Vieles spricht dafür, nicht zuletzt der inflationär ertönende Ruf nach mehr Spiritualität, der – wäre er denn erfolgreich – wie in einem Dominoeffekt die bestehende Gestalt, Lehre und Moral von Kirche hinwegspülen würde. Spiritualität passt nicht zu fixierten Machtstrukturen, ist immer emanzipatorisch. Beides geht nicht nebeneinander. Der Ruf nach Spiritualität ohne die Bereitschaft, auf Macht zu verzichten und Bestehendes loszulassen, spaltet psychologisch den inneren Widerspruch ab, macht die Kommunikation unglaubwürdig, raubt das Vertrauen in die Beziehungen „innerhalb“ von Kirche, demontiert die Glaubwürdigkeit. Wird Spiritualität instrumentalisiert, um Machtverhältnisse zu stabilisieren, was nicht selten passiert, gilt das erst recht. Die Menschen spüren das und lassen die Finger davon.
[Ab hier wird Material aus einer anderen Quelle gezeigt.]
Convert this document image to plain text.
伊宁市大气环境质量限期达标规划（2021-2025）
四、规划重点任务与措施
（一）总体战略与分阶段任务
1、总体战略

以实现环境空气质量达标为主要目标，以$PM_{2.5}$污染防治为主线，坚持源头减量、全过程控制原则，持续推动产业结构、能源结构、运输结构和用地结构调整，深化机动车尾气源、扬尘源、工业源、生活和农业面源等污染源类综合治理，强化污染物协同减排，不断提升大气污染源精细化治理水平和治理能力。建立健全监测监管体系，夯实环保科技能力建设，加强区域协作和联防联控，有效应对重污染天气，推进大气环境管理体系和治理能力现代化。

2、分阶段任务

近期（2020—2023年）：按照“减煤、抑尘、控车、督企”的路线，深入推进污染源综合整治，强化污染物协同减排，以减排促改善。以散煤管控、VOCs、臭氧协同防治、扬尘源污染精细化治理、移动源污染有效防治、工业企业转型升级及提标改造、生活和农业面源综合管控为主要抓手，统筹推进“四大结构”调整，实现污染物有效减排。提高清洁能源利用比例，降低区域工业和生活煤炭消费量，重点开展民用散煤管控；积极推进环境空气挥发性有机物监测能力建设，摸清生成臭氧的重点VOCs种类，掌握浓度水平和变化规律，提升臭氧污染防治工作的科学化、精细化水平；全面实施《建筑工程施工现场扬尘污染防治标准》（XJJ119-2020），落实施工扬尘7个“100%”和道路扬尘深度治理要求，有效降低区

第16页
Hier geht es ans Eingemachte: Die Vorstellung einer für immer abgeschlossenen Offenbarung in der Vergangenheit lässt sich nicht mehr halten: Offenbarung ist Erfahrung und geschieht jetzt. Die tradierte Glaubenserfahrung des Volkes Israel und ganz besonders die Erfahrung mit der Person Jesu von Nazareth ist die Folie, das, was sich heute zeigt („offenbart“) zu verstehen.
Grenzgänger gesucht
Wenn es stimmt, was Stefan Heße, der Erzbischof von Hamburg, sagt, dass wir in der Kirche einen „Systemwechsel“ brauchen (Quelle: http://www.erzbistum-koeln. de/kirche_vor_ort/neue-wege/aktu elles/Kirche_sucht_neue_Wege/), ist die entscheidende Frage, wie angesichts des weithin geltenden Arrangements, die Verhältnisse so zu belassen, wie sie sind, überhaupt Bewegung entstehen kann. Oder umgekehrt: Was hält das Ganze so nachhaltig stabil? Obwohl seit vielen Jahren alle relevanten Informationen auf dem Tisch liegen. Obwohl es an scharfsinnigen Analysen nicht mangelt. Obwohl es an Versuchen, Kirche neu zu denken, nicht mangelt und der gute Wille ganz vieler sich nicht leugnen lässt.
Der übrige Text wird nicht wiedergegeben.